Lord Clement-Jones: I do not want to extend the debate unduly. We have had a fair canter around the course and the Minister has tried to explain a thicket of very difficult language in the existing Act and in the proposed Clause 1. Certainly, as a lawyer who is used to reading legislation, I find the 1977 Part IV provisions very difficult to understand. I am also ashamed to say that the Government Resources and Accounts Act 2000 had passed me by. I did not realise what it was all about until very recently, when the provisions of the Explanatory Notes made clear why it was so relevant.
This is not only a debate about transparency or the future of the MPC; it is also about the merits of Clause 1. I listened very carefully to what the noble Baroness, Lady Cumberlege, said. I believe that she could give tutorials in resource allocation, although she said that they are "shrouded in mystery". They continue to have a shroud around them.
I believe that the essence of the clause is that it is directed at under-doctoring. The way in which it tries to do so is to allow a different method of dealing with total resources by permitting non-cash-limited expenditure to be offset against cash-limited expenditure. However, I am baffled. If we are trying to get more GPs into deprived areas, why are we adopting this extraordinarily complicated method of doing so? Is it not simply a rather sophisticated way of introducing overall cash limiting? The noble Earl, Lord Howe, used the expression "back-door" cash limiting. I wonder what the ultimate agenda is in that sense.

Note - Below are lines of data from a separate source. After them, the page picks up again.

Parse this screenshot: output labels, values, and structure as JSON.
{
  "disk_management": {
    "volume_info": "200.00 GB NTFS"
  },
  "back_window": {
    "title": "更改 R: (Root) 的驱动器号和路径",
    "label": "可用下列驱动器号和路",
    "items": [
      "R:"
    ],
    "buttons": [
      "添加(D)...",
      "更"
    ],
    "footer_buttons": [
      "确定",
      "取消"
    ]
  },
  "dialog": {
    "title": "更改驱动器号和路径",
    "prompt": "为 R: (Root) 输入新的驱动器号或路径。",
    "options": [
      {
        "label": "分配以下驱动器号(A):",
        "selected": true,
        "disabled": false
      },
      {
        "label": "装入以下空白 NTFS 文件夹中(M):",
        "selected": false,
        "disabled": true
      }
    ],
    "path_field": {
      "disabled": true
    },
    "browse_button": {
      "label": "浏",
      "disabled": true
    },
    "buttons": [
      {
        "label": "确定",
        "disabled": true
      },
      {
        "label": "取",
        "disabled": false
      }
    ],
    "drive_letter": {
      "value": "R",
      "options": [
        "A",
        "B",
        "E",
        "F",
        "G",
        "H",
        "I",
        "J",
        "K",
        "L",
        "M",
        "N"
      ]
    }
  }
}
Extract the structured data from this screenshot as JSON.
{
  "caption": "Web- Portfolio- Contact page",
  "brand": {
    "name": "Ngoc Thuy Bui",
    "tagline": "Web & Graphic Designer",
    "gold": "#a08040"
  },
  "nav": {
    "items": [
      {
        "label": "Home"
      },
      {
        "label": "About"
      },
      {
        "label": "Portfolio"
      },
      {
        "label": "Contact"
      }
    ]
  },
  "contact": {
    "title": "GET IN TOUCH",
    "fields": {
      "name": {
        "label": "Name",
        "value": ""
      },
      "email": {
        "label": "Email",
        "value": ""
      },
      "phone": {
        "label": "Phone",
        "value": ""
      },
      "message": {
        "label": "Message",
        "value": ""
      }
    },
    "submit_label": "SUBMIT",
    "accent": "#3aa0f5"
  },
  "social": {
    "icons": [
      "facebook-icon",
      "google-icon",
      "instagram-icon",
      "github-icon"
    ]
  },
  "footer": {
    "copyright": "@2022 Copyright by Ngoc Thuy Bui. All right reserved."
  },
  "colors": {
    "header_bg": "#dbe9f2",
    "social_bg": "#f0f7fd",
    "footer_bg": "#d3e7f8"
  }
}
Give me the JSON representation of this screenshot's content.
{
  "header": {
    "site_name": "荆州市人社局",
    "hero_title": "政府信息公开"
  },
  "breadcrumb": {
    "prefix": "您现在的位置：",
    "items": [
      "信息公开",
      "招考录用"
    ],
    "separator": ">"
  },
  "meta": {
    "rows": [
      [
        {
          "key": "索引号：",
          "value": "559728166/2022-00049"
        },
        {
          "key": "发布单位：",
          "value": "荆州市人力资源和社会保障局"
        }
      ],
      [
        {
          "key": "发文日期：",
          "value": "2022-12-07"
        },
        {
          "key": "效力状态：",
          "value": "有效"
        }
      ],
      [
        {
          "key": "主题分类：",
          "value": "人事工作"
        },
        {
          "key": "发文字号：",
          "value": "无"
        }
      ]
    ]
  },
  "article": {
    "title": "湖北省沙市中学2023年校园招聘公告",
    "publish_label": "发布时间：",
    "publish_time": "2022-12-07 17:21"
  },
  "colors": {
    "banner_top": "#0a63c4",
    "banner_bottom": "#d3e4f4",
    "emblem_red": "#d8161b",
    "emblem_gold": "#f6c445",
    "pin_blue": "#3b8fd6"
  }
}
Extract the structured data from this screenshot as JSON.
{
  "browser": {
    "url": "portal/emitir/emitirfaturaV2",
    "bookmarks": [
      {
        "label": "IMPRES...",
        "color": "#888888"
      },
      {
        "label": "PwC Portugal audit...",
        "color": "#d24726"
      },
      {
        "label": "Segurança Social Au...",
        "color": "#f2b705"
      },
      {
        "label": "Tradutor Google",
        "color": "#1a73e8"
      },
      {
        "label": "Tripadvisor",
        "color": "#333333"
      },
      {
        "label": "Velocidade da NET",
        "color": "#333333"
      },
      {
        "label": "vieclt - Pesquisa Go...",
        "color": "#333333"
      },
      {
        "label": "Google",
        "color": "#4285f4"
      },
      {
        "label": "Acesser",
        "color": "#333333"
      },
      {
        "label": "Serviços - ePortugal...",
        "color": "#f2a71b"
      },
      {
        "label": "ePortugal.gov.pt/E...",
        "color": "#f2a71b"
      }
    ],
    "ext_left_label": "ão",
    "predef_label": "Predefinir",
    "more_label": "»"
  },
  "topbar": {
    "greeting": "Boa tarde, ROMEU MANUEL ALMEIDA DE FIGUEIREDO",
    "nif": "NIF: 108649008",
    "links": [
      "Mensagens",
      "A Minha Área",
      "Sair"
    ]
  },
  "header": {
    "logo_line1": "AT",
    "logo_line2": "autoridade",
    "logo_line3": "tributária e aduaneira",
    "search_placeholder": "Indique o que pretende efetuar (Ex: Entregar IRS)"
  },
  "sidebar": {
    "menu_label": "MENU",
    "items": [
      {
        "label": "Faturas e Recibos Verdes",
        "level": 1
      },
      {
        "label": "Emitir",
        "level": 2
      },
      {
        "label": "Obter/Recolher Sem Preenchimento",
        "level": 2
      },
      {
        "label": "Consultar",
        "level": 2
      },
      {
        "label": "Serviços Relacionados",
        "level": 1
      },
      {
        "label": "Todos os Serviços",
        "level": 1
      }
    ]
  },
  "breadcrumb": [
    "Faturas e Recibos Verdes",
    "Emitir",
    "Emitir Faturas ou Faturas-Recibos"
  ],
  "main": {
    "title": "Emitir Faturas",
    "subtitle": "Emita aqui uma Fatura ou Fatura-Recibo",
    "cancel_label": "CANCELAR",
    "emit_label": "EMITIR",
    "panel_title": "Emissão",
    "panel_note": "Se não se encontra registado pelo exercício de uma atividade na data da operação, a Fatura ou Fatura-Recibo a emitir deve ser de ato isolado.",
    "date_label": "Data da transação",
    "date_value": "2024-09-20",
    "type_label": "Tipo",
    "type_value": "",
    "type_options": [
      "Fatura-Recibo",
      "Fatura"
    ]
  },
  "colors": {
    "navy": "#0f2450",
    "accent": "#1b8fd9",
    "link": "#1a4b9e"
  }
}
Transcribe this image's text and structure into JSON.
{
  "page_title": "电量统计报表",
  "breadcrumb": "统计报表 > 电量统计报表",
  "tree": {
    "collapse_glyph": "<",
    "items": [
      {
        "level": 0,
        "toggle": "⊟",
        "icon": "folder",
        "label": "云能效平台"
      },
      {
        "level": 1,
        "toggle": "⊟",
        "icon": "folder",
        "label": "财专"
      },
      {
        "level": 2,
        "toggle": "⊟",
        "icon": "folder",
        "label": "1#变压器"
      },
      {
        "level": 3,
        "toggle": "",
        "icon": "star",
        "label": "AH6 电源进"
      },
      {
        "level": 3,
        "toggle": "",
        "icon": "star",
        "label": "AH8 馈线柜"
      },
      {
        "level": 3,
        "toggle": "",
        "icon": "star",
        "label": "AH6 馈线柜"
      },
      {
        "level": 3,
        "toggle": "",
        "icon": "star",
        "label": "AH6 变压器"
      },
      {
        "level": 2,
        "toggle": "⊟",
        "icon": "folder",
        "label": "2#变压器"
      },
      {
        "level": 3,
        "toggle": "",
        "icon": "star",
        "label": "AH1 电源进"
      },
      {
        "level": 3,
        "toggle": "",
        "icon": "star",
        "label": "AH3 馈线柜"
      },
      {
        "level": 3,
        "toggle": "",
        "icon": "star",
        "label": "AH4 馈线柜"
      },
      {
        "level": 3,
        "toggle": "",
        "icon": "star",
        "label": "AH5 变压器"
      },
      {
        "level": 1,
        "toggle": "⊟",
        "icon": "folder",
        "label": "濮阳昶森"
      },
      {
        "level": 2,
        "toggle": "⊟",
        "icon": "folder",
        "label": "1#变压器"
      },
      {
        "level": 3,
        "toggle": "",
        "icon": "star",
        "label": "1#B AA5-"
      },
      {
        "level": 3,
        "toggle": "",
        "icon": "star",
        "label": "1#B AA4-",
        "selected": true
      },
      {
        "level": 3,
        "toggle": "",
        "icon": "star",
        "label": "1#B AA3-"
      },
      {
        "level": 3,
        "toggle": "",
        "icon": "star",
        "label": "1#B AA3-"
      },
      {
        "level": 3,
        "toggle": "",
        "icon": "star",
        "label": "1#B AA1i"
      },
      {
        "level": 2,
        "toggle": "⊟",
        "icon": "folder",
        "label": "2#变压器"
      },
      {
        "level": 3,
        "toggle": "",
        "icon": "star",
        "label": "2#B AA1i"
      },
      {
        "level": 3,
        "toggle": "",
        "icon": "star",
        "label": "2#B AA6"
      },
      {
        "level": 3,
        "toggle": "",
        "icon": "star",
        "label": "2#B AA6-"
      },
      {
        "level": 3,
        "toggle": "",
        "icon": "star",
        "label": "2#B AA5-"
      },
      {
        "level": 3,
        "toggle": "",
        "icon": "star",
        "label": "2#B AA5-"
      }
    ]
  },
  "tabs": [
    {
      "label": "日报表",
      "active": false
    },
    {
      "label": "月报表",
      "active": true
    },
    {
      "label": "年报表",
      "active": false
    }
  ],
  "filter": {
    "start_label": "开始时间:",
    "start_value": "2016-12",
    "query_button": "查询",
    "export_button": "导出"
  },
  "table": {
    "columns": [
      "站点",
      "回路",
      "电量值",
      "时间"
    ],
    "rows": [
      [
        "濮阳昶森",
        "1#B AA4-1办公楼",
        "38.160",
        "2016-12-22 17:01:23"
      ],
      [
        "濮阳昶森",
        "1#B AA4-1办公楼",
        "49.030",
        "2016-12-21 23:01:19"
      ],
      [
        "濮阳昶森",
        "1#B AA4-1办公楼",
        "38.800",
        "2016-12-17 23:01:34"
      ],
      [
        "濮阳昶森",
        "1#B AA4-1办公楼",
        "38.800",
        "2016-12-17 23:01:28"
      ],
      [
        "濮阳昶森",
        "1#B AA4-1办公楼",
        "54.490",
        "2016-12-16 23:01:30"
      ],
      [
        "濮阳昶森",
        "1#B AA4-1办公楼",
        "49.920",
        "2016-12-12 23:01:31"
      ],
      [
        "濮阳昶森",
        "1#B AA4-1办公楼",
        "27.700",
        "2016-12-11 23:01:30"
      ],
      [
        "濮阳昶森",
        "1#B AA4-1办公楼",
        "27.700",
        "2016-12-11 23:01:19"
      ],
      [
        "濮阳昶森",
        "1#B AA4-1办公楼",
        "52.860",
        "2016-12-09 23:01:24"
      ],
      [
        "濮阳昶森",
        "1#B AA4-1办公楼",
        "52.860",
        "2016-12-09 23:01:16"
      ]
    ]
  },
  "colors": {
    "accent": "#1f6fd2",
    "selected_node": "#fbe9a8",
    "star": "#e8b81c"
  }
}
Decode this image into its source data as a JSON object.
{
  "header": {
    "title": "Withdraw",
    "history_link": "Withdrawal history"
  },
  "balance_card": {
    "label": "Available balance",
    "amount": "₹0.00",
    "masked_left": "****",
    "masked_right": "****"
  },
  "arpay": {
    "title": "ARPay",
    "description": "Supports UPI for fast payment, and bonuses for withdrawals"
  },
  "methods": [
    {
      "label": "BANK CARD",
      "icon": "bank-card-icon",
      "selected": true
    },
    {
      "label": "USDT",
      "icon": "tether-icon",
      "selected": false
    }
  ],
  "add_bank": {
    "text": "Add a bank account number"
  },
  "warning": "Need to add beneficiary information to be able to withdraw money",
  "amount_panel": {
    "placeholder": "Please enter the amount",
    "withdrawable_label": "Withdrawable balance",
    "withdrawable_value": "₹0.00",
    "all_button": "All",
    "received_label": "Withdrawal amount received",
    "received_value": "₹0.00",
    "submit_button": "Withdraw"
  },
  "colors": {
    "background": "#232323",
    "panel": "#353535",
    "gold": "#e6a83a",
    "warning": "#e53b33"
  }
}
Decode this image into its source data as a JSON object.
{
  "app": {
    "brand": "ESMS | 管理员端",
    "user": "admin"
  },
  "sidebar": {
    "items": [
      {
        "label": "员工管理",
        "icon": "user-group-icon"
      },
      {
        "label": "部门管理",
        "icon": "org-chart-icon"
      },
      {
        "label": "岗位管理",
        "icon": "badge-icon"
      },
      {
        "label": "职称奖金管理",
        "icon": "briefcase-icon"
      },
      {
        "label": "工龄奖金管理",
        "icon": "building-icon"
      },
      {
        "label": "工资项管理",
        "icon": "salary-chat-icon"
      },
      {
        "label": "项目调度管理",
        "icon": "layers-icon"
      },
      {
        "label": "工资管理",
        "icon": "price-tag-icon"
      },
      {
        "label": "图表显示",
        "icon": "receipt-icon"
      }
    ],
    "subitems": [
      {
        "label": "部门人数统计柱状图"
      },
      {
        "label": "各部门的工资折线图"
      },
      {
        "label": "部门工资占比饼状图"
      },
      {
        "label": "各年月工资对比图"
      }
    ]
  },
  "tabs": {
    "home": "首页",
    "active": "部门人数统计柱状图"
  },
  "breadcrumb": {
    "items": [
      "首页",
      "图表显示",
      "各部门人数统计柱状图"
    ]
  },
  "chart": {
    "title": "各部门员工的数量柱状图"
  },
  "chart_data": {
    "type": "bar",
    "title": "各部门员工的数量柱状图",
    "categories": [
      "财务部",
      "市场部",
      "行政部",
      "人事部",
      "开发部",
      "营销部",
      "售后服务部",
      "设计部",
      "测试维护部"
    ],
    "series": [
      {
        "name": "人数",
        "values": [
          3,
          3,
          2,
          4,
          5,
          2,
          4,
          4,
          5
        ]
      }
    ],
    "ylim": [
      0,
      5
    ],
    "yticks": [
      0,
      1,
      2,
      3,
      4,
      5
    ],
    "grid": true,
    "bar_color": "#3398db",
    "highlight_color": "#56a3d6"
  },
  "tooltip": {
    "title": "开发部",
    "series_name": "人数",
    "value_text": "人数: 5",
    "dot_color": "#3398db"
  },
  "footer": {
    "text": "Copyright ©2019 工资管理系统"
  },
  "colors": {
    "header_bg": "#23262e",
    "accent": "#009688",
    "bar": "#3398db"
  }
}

I understand what the Minister said. The clause is designed to achieve a fairer system. But why is the BMA so opposed to the proposal? One would have thought that a new system, both of resource allocation and of assessing the needs of deprived areas, could have been concocted and used in conjunction with the medical profession. Why have we chosen this rather unilateral way of doing it?
The Minister said that it cannot be subjective, but, frankly, the Wednesbury unreasonableness test, which relates to judicial review, is hardly the most fine instrument of control on government policy, as some of the former Ministers in this House will be only too well aware. Therefore, I do not believe that an adequate level of objectivity is in place, and the result could be overall reductions. We heard what the Minister had to say. Reference was made to overall reductions in the budgets in total. If one added together the GMS budgets and unified budgets, that would be the power available.
Therefore, in a sense, does not this proposal represent a move towards overall cash-limited expenditure? Could it not be used for all sorts of other purposes, quite apart from those stated by the Minister? In addition, as a number of Members of the Committee asked, will it involve a transfer of funding?
My final point is that a great deal hangs on the formula in Clause 1. I find it somewhat inexplicable that the MPC could not have been reformed rather than abolished. Perhaps it needs to be less powerful or perhaps it could have been advisory. However, so much now hangs on that formula. I heard what the Minister said about the national workforce planning framework. Nevertheless, without the MPC, that formula will be very important. It is extremely opaque and, if I were a health authority manager, I would find it somewhat baffling. I would need a great deal more explanation than I believe we have heard today.